Kristin’s continued her gymnastics career at Hamline University in St. Paul where Doug Byrnes – one of the few local gymnasts who hadn’t heard of Debbie – was in his third year as head coach. Byrnes quickly recognized Kristin’s energy and drive, which, especially when it came to the vault, made him squirm like the Raismans.
“She would have been a good rugby player,” Byrnes said. “In other words, she wasn’t afraid of impact or to go for it. She wanted to learn how to learn a high-level vault that I didn’t know much about and wanted to learn by just going for it. I thought, ‘Holy crap, she’s going to kill herself.’ ”
She wanted to learn how to learn a high-level vault that I didn’t know much about and wanted to learn by just going for it. I thought, ‘Holy crap, she’s going to kill herself.’ ’’
- Hamline University coach Doug Byrnes on Kristin Driscoll
Byrnes was well-aware that vault was by far Kristin’s weakest event but knew he couldn’t deny his athlete the chance to try. The two began practicing together and worked out a protocol to walk Kristin through the vault without her flying 10 feet in the air.

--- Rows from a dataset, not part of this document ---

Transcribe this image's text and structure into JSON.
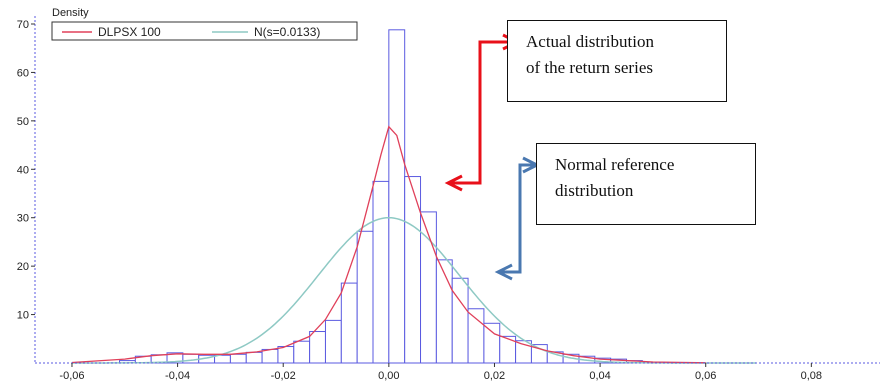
{
  "chart_data": {
    "type": "bar",
    "ylabel": "Density",
    "xlim": [
      -0.067,
      0.093
    ],
    "ylim": [
      0,
      70
    ],
    "xticks": [
      -0.06,
      -0.04,
      -0.02,
      0.0,
      0.02,
      0.04,
      0.06,
      0.08
    ],
    "xtick_labels": [
      "-0,06",
      "-0,04",
      "-0,02",
      "0,00",
      "0,02",
      "0,04",
      "0,06",
      "0,08"
    ],
    "yticks": [
      10,
      20,
      30,
      40,
      50,
      60,
      70
    ],
    "ytick_labels": [
      "10",
      "20",
      "30",
      "40",
      "50",
      "60",
      "70"
    ],
    "bin_width": 0.003,
    "histogram": {
      "bin_left": [
        -0.051,
        -0.048,
        -0.045,
        -0.042,
        -0.039,
        -0.036,
        -0.033,
        -0.03,
        -0.027,
        -0.024,
        -0.021,
        -0.018,
        -0.015,
        -0.012,
        -0.009,
        -0.006,
        -0.003,
        0.0,
        0.003,
        0.006,
        0.009,
        0.012,
        0.015,
        0.018,
        0.021,
        0.024,
        0.027,
        0.03,
        0.033,
        0.036,
        0.039,
        0.042,
        0.045
      ],
      "density": [
        0.5,
        1.4,
        1.7,
        2.1,
        1.8,
        1.6,
        1.6,
        1.8,
        2.2,
        2.8,
        3.4,
        4.5,
        6.5,
        8.8,
        16.5,
        27.2,
        37.5,
        68.8,
        38.5,
        31.2,
        21.3,
        17.5,
        11.2,
        8.2,
        5.5,
        4.6,
        3.8,
        2.3,
        1.8,
        1.4,
        1.0,
        0.8,
        0.5
      ]
    },
    "series": [
      {
        "name": "DLPSX 100",
        "color": "#e0405a",
        "x": [
          -0.06,
          -0.05,
          -0.045,
          -0.04,
          -0.035,
          -0.03,
          -0.025,
          -0.02,
          -0.015,
          -0.012,
          -0.009,
          -0.006,
          -0.003,
          -0.0015,
          0.0,
          0.0015,
          0.003,
          0.006,
          0.009,
          0.012,
          0.015,
          0.02,
          0.025,
          0.03,
          0.035,
          0.04,
          0.05,
          0.06
        ],
        "y": [
          0.1,
          0.8,
          1.5,
          1.9,
          1.8,
          1.8,
          2.3,
          3.2,
          5.5,
          9.0,
          14.5,
          24.0,
          36.5,
          43.0,
          48.8,
          47.0,
          41.0,
          31.0,
          22.0,
          15.0,
          10.5,
          6.0,
          4.0,
          2.5,
          1.5,
          0.8,
          0.2,
          0.05
        ]
      },
      {
        "name": "N(s=0.0133)",
        "color": "#8ec9c4",
        "mean": 0.0,
        "sd": 0.0133
      }
    ],
    "legend_position": "top-left",
    "annotations": [
      {
        "line1": "Actual distribution",
        "line2": "of the return series",
        "arrow_color": "#e8101a"
      },
      {
        "line1": "Normal reference",
        "line2": "distribution",
        "arrow_color": "#4a78b0"
      }
    ]
  }
}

Byrnes and his assistants lifted Kristin into the air and formed her body into each position, simulating the vault faster and faster until she was ready to leap.

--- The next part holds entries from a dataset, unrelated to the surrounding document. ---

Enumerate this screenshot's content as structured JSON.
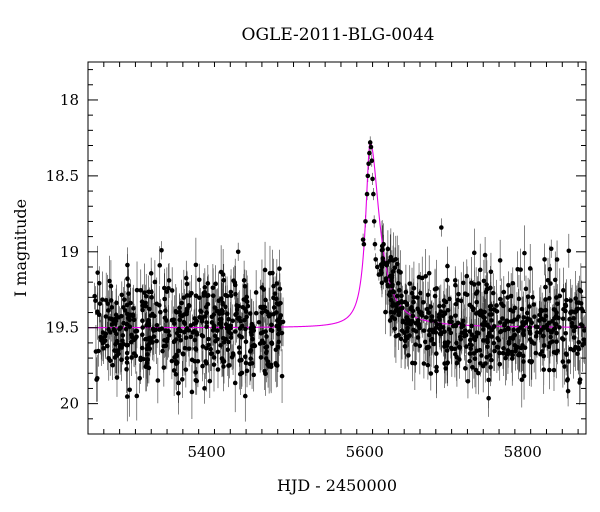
{
  "chart_data": {
    "type": "scatter",
    "title": "OGLE-2011-BLG-0044",
    "xlabel": "HJD - 2450000",
    "ylabel": "I magnitude",
    "xlim": [
      5250,
      5880
    ],
    "ylim": [
      17.75,
      20.2
    ],
    "y_inverted": true,
    "grid": false,
    "x_ticks": [
      5400,
      5600,
      5800
    ],
    "x_tick_labels": [
      "5400",
      "5600",
      "5800"
    ],
    "y_ticks": [
      18,
      18.5,
      19,
      19.5,
      20
    ],
    "y_tick_labels": [
      "18",
      "18.5",
      "19",
      "19.5",
      "20"
    ],
    "colors": {
      "points": "#000000",
      "model": "#e600e6"
    },
    "model": {
      "baseline": 19.5,
      "peak_time": 5607,
      "peak_mag": 18.28,
      "rise_timescale": 7,
      "decay_timescale": 14
    },
    "observations": {
      "season1_range": [
        5258,
        5498
      ],
      "season2_range": [
        5620,
        5878
      ],
      "baseline_mag": 19.5,
      "scatter": 0.17,
      "error_bar": 0.12,
      "peak_points": [
        {
          "x": 5598,
          "y": 18.92
        },
        {
          "x": 5599,
          "y": 18.95
        },
        {
          "x": 5601,
          "y": 18.8
        },
        {
          "x": 5603,
          "y": 18.62
        },
        {
          "x": 5604,
          "y": 18.5
        },
        {
          "x": 5605,
          "y": 18.42
        },
        {
          "x": 5606,
          "y": 18.35
        },
        {
          "x": 5607,
          "y": 18.28
        },
        {
          "x": 5608,
          "y": 18.31
        },
        {
          "x": 5609,
          "y": 18.4
        },
        {
          "x": 5610,
          "y": 18.52
        },
        {
          "x": 5611,
          "y": 18.62
        },
        {
          "x": 5612,
          "y": 18.8
        },
        {
          "x": 5613,
          "y": 18.95
        },
        {
          "x": 5614,
          "y": 19.05
        },
        {
          "x": 5616,
          "y": 19.1
        },
        {
          "x": 5618,
          "y": 19.15
        }
      ],
      "outliers": [
        {
          "x": 5343,
          "y": 18.99
        },
        {
          "x": 5440,
          "y": 19.0
        },
        {
          "x": 5697,
          "y": 18.84
        },
        {
          "x": 5836,
          "y": 18.98
        }
      ]
    }
  }
}
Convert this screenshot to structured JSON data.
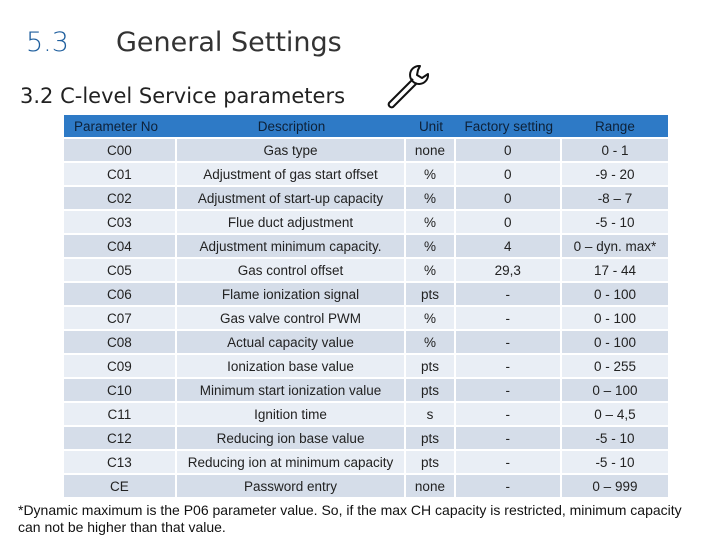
{
  "heading": {
    "number": "5.3",
    "title": "General Settings"
  },
  "subheading": "3.2 C-level Service parameters",
  "wrench_icon": "wrench-icon",
  "table": {
    "headers": [
      "Parameter No",
      "Description",
      "Unit",
      "Factory setting",
      "Range"
    ],
    "rows": [
      [
        "C00",
        "Gas type",
        "none",
        "0",
        "0 - 1"
      ],
      [
        "C01",
        "Adjustment of gas start offset",
        "%",
        "0",
        "-9 - 20"
      ],
      [
        "C02",
        "Adjustment of start-up capacity",
        "%",
        "0",
        "-8 – 7"
      ],
      [
        "C03",
        "Flue duct adjustment",
        "%",
        "0",
        "-5 - 10"
      ],
      [
        "C04",
        "Adjustment minimum capacity.",
        "%",
        "4",
        "0 – dyn. max*"
      ],
      [
        "C05",
        "Gas control offset",
        "%",
        "29,3",
        "17 - 44"
      ],
      [
        "C06",
        "Flame ionization signal",
        "pts",
        "-",
        "0 - 100"
      ],
      [
        "C07",
        "Gas valve control PWM",
        "%",
        "-",
        "0 - 100"
      ],
      [
        "C08",
        "Actual capacity value",
        "%",
        "-",
        "0 -  100"
      ],
      [
        "C09",
        "Ionization base value",
        "pts",
        "-",
        "0 - 255"
      ],
      [
        "C10",
        "Minimum start ionization value",
        "pts",
        "-",
        "0 – 100"
      ],
      [
        "C11",
        "Ignition time",
        "s",
        "-",
        "0 – 4,5"
      ],
      [
        "C12",
        "Reducing ion base value",
        "pts",
        "-",
        "-5 - 10"
      ],
      [
        "C13",
        "Reducing ion at minimum capacity",
        "pts",
        "-",
        "-5 - 10"
      ],
      [
        "CE",
        "Password entry",
        "none",
        "-",
        "0 – 999"
      ]
    ]
  },
  "footnote": "*Dynamic maximum is the P06 parameter value. So, if the max CH capacity is restricted, minimum capacity can not be higher than that value."
}
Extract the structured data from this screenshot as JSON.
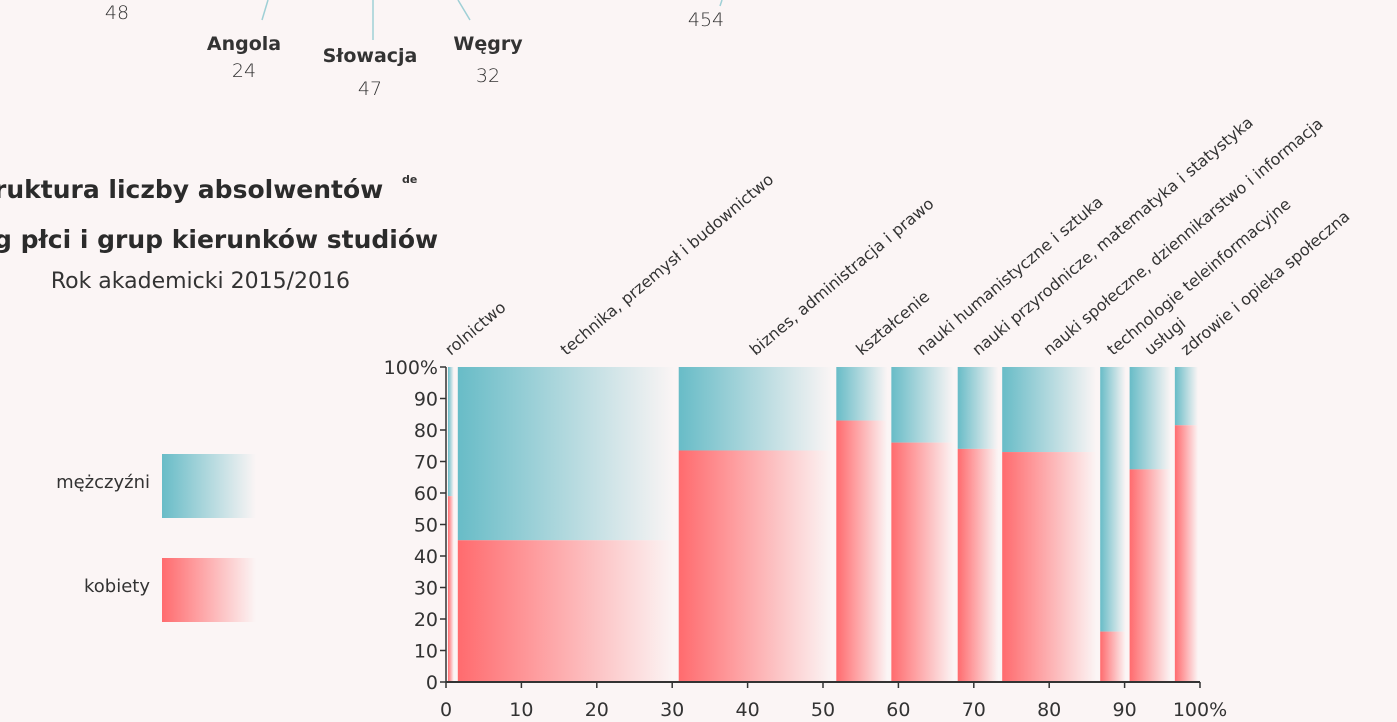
{
  "top_fragment": {
    "items": [
      {
        "label": "",
        "value": "48"
      },
      {
        "label": "Angola",
        "value": "24"
      },
      {
        "label": "Słowacja",
        "value": "47"
      },
      {
        "label": "Węgry",
        "value": "32"
      },
      {
        "label": "",
        "value": "454"
      }
    ]
  },
  "header": {
    "title_line1": "ruktura liczby absolwentów",
    "title_sup": "de",
    "title_line2": "g płci i grup kierunków studiów",
    "subtitle": "Rok akademicki 2015/2016"
  },
  "legend": {
    "men_label": "mężczyźni",
    "women_label": "kobiety"
  },
  "colors": {
    "men": "#68bcc7",
    "women": "#ff6b6e",
    "background": "#fbf5f5"
  },
  "chart_data": {
    "type": "mosaic",
    "title": "",
    "xlim": [
      0,
      100
    ],
    "ylim": [
      0,
      100
    ],
    "x_ticks": [
      "0",
      "10",
      "20",
      "30",
      "40",
      "50",
      "60",
      "70",
      "80",
      "90",
      "100%"
    ],
    "y_ticks": [
      "0",
      "10",
      "20",
      "30",
      "40",
      "50",
      "60",
      "70",
      "80",
      "90",
      "100%"
    ],
    "series": [
      {
        "name": "mężczyźni"
      },
      {
        "name": "kobiety"
      }
    ],
    "categories": [
      {
        "name": "rolnictwo",
        "x_start": 0,
        "x_end": 1.3,
        "women_pct": 59
      },
      {
        "name": "technika, przemysł i budownictwo",
        "x_start": 1.3,
        "x_end": 30.6,
        "women_pct": 45
      },
      {
        "name": "biznes, administracja i prawo",
        "x_start": 30.6,
        "x_end": 51.5,
        "women_pct": 73.5
      },
      {
        "name": "kształcenie",
        "x_start": 51.5,
        "x_end": 58.8,
        "women_pct": 83
      },
      {
        "name": "nauki humanistyczne i sztuka",
        "x_start": 58.8,
        "x_end": 67.6,
        "women_pct": 76
      },
      {
        "name": "nauki przyrodnicze, matematyka i statystyka",
        "x_start": 67.6,
        "x_end": 73.5,
        "women_pct": 74
      },
      {
        "name": "nauki społeczne, dziennikarstwo i informacja",
        "x_start": 73.5,
        "x_end": 86.5,
        "women_pct": 73
      },
      {
        "name": "technologie teleinformacyjne",
        "x_start": 86.5,
        "x_end": 90.4,
        "women_pct": 16
      },
      {
        "name": "usługi",
        "x_start": 90.4,
        "x_end": 96.4,
        "women_pct": 67.5
      },
      {
        "name": "zdrowie i opieka społeczna",
        "x_start": 96.4,
        "x_end": 100,
        "women_pct": 81.5
      }
    ]
  }
}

And Kristin, according to Byrnes and her mother, was never afraid to leap.
“Kristin always committed to her jumps and they weren’t always technically good, but since she committed she never got hurt,” Byrnes said. “It’s when you are tentative that injuries happen. Were there close calls? Yes and no. For someone who knows what they are watching, some looked pretty close to disastrous, but for the average fan it looked normal.”

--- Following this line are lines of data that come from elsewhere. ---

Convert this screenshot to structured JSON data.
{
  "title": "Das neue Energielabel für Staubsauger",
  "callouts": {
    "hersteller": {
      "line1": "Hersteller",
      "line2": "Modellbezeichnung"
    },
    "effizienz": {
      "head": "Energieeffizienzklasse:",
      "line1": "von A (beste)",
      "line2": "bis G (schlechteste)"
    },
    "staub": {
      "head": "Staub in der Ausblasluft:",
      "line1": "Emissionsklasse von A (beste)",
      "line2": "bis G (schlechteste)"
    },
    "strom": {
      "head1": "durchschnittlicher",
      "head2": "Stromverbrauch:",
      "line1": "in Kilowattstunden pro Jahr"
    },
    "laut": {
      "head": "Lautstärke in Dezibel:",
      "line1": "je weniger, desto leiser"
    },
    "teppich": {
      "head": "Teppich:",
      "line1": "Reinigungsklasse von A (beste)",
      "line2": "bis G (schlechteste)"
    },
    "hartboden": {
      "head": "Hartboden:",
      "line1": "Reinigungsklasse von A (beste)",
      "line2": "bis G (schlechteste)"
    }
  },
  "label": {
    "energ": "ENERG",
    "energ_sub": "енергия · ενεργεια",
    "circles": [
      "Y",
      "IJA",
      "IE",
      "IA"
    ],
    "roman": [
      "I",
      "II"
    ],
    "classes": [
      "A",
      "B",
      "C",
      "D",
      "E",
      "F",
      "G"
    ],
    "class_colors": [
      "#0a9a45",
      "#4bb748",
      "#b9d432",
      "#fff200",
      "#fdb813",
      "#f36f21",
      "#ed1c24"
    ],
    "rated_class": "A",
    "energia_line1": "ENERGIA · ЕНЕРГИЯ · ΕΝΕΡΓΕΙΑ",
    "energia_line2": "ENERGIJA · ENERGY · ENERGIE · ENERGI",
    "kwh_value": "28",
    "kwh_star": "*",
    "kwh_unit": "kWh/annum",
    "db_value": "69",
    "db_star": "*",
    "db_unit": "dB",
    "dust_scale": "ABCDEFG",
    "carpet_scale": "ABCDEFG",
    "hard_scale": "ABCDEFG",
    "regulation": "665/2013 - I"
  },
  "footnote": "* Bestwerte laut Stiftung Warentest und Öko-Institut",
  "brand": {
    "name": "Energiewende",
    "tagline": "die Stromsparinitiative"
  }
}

Kristin went to the NCAA Division III nationals all four years for all-around. In 2003, she also qualified for vault, bars, beam and floor in 2003. In 2004, she qualified for the floor event finals and, according to Byrnes, just missed being an All-American and returned to nationals for floor in 2005. Driscoll was captain as a senior, earned degrees in Sports Management and Psychology and later served as Byrne’s assistant coach from 2011 to 2013.
Kristin Driscoll was a standout gymnast at Hamline University in St. Paul, qualifying for the NCAA Division III national meet all four years.
All the while, Kristin kept tabs on her mother and the Zephyrs’ gymnastics team. In 2005, she joined Debbie at Mahtomedi as an assistant coach, where Kristin has been named state assistant coach of the year by the Minnesota State Gymnastics Coaches Association twice in the last four years.
“At the time, I was just sick of watching their bad choreography,” Kristin said. “It was supposed to be a two-year gig, but here I am going on year 12.”
Kristin also pursued a career in sales, beginning with GK Elite Sportswear and later the Minnesota Vikings. While working as an account representative for the Vikings, she heard about SportsEngine (then TST Media) from a co-worker and knew it was an environment she could thrive in. Since joining SportsEngine in 2014 as sales representative, she has used her gymnastics experience to become national gymnastics manager and manages accounts including Chicago Style Meet and USA Gymnastics.
While her career at SportsEngine is blossoming, her years at Mahtomedi are numbered. Kristin said she will most likely retire alongside her mother when that time comes, letting someone else start a new legacy.
“It’s been cool to be a part of that legacy as a fan, athlete and colleague,” Kristin said. “Now, I get to help pass that legacy on.”